There are times that the Medical Examiner engages in religious ceremonies that generally aren’t called for by Americans. For example, the Medical Examiner sometimes helps erect a small shrine with candles and incense and plays tapes of chanting for the families of a deceased Buddhist. Buddhists represent a group that the Medical Examiner accommodates fairly frequently by allowing simple religious ceremonies, such as shrines, to be on site. Sometimes, Latin American Catholics want a cross or other emblem left with the body. Native Americans may have feathers or sage left with the deceased. Rather than a specifically religious item, an American family may leave some sort of memorial token, for example, a granddaughter’s drawing left with the body of a deceased grandfather.

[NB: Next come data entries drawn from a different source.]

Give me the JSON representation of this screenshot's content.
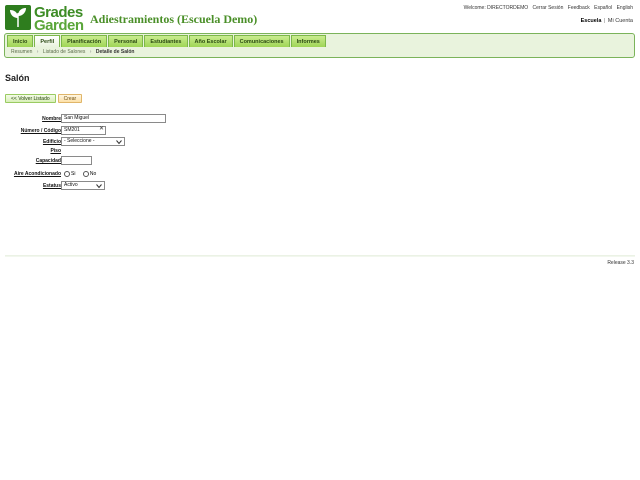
{
  "logo": {
    "line1": "Grades",
    "line2": "Garden"
  },
  "app_title": "Adiestramientos (Escuela Demo)",
  "top_links": {
    "welcome": "Welcome: DIRECTORDEMO",
    "logout": "Cerrar Sesión",
    "feedback": "Feedback",
    "lang_es": "Español",
    "lang_en": "English"
  },
  "scope": {
    "school": "Escuela",
    "separator": "|",
    "mine": "Mi Cuenta"
  },
  "nav": {
    "tabs": [
      {
        "label": "Inicio",
        "active": false
      },
      {
        "label": "Perfil",
        "active": true
      },
      {
        "label": "Planificación",
        "active": false
      },
      {
        "label": "Personal",
        "active": false
      },
      {
        "label": "Estudiantes",
        "active": false
      },
      {
        "label": "Año Escolar",
        "active": false
      },
      {
        "label": "Comunicaciones",
        "active": false
      },
      {
        "label": "Informes",
        "active": false
      }
    ],
    "breadcrumbs": [
      "Resumen",
      "Listado de Salones",
      "Detalle de Salón"
    ]
  },
  "page": {
    "title": "Salón",
    "back_button": "<< Volver Listado",
    "create_button": "Crear"
  },
  "form": {
    "nombre": {
      "label": "Nombre",
      "value": "San Miguel"
    },
    "numero": {
      "label": "Número / Código",
      "value": "SM201"
    },
    "edificio": {
      "label": "Edificio",
      "value": "- Seleccione -"
    },
    "piso": {
      "label": "Piso"
    },
    "capacidad": {
      "label": "Capacidad",
      "value": ""
    },
    "aire": {
      "label": "Aire Acondicionado",
      "options": [
        "Si",
        "No"
      ]
    },
    "estatus": {
      "label": "Estatus",
      "value": "Activo"
    }
  },
  "footer": {
    "release": "Release 3.3"
  },
  "colors": {
    "brand_green": "#3d8c25",
    "nav_green": "#9fd556"
  }
}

Managing Time and Work Space Issues with Family and Community Needs
Out of consideration for the family, the Medical Examiner makes all efforts to perform the autopsy and release the body as quickly as possible – within 12 hours and certainly less than 24 hours – after a death comes under jurisdiction. The Medical Examiner can accommodate any family who requests more time in holding the body. For example, certain Buddhists have requested that their bodies be left undisturbed for up to three days, during which time the Medical Examiner holds the body in refrigeration, helps set up a shrine, and plays religious chants on a tape recorder alongside the body.
The exception to the rule of accommodating the family in this way is when the autopsy needs to be rushed because the death was a homicide and the police need as much information as soon as possible to track leads. Otherwise, there is rarely any rush to do the autopsy.
As mentioned previously, Muslim families, including Somali families along with their communities have performed ceremonial body washings in the Medical Examiner facility. In such cases, the potential disruption to Medical Examiner work caused by on-site body washings led the Medical Examiner and representatives of the Somali community to establish a plan for washing the body in another location. This plan means to facilitate both the Medical Examiner’s maintenance of a professional and efficient work environment and also respect for the Somali community’s traditional time schedule for body washing and burial.
Cultural and Community Information is Useful to Medical Examiners
It would be very helpful to have readily accessible information about immigrant communities’ practices and beliefs concerning death. This information would be useful for King County Medical Examiners and likely for medical examiners elsewhere. Although other professionals dealing with death may also find the same information useful, many agencies, like the police, are accustomed to referring their questions to the Medical Examiner, making it even more important for the Medical Examiner to have available relevant and accurate information.
Interest in Informing Immigrant Community Leaders about the Medical Examiner
The main Medical Examiner interest is to connect and network with community leaders. The leaders could then assure their communities that the Medical Examiner is trying to provide a service for the families in the community and are not intentionally doing harmful things.